OpenAI specifically trained GPT-4 on more examples of accurate question-answering in order to boost the model’s ability to perform that task, and reduce the chances of it hallucinating, Lowe said. He also said that OpenAI used GPT-4 itself to generate simulated conversations and other data that was then fed back into the fine-tuning of GPT-4 to help it hallucinate less. This is another example of the “data flywheel” in action.

Is the “magic” reliable enough for release?

Sutskever defended OpenAI’s decision to release GPT-4, despite its limitations and risks. “The model is flawed, ok, but how flawed?” he said. “There are some safety mitigations that exist on the model right now,” he said, explaining that OpenAI judged these guardrails and safety measures to be effective enough to allow the company to release the model.

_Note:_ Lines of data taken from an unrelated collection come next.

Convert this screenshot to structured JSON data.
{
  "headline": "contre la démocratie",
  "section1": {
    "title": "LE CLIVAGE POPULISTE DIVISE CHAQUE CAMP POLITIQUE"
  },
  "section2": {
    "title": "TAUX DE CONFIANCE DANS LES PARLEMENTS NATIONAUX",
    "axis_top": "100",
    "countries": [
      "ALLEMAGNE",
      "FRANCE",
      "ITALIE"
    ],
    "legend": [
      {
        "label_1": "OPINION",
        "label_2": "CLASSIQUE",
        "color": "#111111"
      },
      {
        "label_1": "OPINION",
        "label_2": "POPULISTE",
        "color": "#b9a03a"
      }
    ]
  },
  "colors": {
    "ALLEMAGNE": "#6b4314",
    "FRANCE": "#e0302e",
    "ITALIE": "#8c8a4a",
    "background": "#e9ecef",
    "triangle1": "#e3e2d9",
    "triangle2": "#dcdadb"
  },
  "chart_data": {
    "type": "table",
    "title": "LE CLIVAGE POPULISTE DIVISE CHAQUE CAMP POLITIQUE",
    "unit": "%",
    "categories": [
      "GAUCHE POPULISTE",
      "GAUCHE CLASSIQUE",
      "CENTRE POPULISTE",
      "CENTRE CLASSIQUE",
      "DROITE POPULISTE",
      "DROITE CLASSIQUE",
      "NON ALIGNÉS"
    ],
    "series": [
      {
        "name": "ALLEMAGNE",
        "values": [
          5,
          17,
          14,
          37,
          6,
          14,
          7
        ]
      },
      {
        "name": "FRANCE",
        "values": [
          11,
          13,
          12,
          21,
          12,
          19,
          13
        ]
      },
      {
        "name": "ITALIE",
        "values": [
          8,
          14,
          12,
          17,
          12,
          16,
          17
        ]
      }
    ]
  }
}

He also noted that OpenAI’s terms and conditions of use prohibited certain malicious uses and that the company now had monitoring procedures in place to try to check that users were not violating those terms. He said this in combination with GPT-4’s better safety profile on key metrics like hallucinations and the ease with which it could be “jailbroken” or made to bypass guardrails, “made us feel that it is appropriate to proceed with the GPT-4 release, as we’re doing right now.”

In a demonstration for Fortune, OpenAI researchers asked the system to summarize an article about itself, but using only words that start with the letter ‘G’—which GPT-4 was able to do relatively coherently. Sutskever said that GPT-3.5 would have flubbed the task, resorting to some words that did not start with ‘G.’ In another example, GPT-4 was presented with part of the U.S. tax code and then given a scenario about a specific couple and asked to calculate how much tax they owed, with reference to the passage of regulations it had just been given. GPT-4 seemingly came up with the right amount of tax in about a second. (Although I was not able to go back through and double-check its answer.)

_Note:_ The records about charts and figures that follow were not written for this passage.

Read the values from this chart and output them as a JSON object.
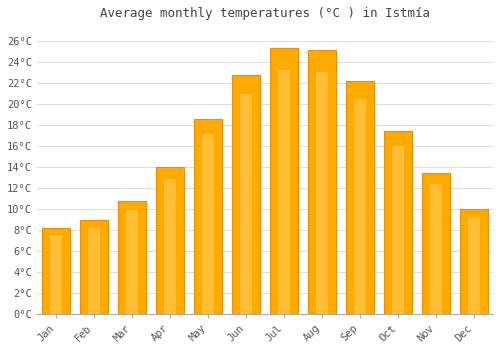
{
  "title": "Average monthly temperatures (°C ) in Istmía",
  "months": [
    "Jan",
    "Feb",
    "Mar",
    "Apr",
    "May",
    "Jun",
    "Jul",
    "Aug",
    "Sep",
    "Oct",
    "Nov",
    "Dec"
  ],
  "values": [
    8.2,
    8.9,
    10.7,
    14.0,
    18.6,
    22.8,
    25.3,
    25.1,
    22.2,
    17.4,
    13.4,
    10.0
  ],
  "bar_color_main": "#FFAA00",
  "bar_color_light": "#FFD060",
  "bar_color_dark": "#E8900A",
  "background_color": "#FFFFFF",
  "grid_color": "#DDDDDD",
  "yticks": [
    0,
    2,
    4,
    6,
    8,
    10,
    12,
    14,
    16,
    18,
    20,
    22,
    24,
    26
  ],
  "ylim": [
    0,
    27.5
  ],
  "title_fontsize": 9,
  "tick_fontsize": 7.5,
  "font_family": "monospace"
}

Despite impressive demonstrations, some A.I. researchers and technologists say that systems like GPT-4 are still not reliable enough for many enterprise use cases, particularly when it comes to information retrieval, because of the chance of hallucination. In cases where a human is asking it a question to which that user doesn’t know the answer, GPT-4 is still probably not appropriate. “Even if the hallucination rate goes down, until it is infinitesimal, or at least as small as would be the case with an expert human analyst, it is probably not appropriate to use it,” Aaron Kalb, co-founder and chief strategy officer at Alation, a software company that builds data cataloging and retrieval software.

He also said that even prompting the model to answer only from a particular set of data or only using the model to summarize information surfaced through a traditional search algorithm might not be sufficient to be certain the model wasn’t making up some part of its answer or surfacing inaccurate or outdated information that it had ingested during its pre-training.

Kalb said whether it was appropriate to use large language models would depend on the use case and whether it was practical for a human to review the A.I.’s answers. He said that asking GPT-4 to generate marketing copy, in cases where that copy is going to be reviewed and edited by a human, was probably fine. But in situations where it wasn’t possible for a human to fact-check everything the model produced, relying on GPT-4’s answers might be dangerous.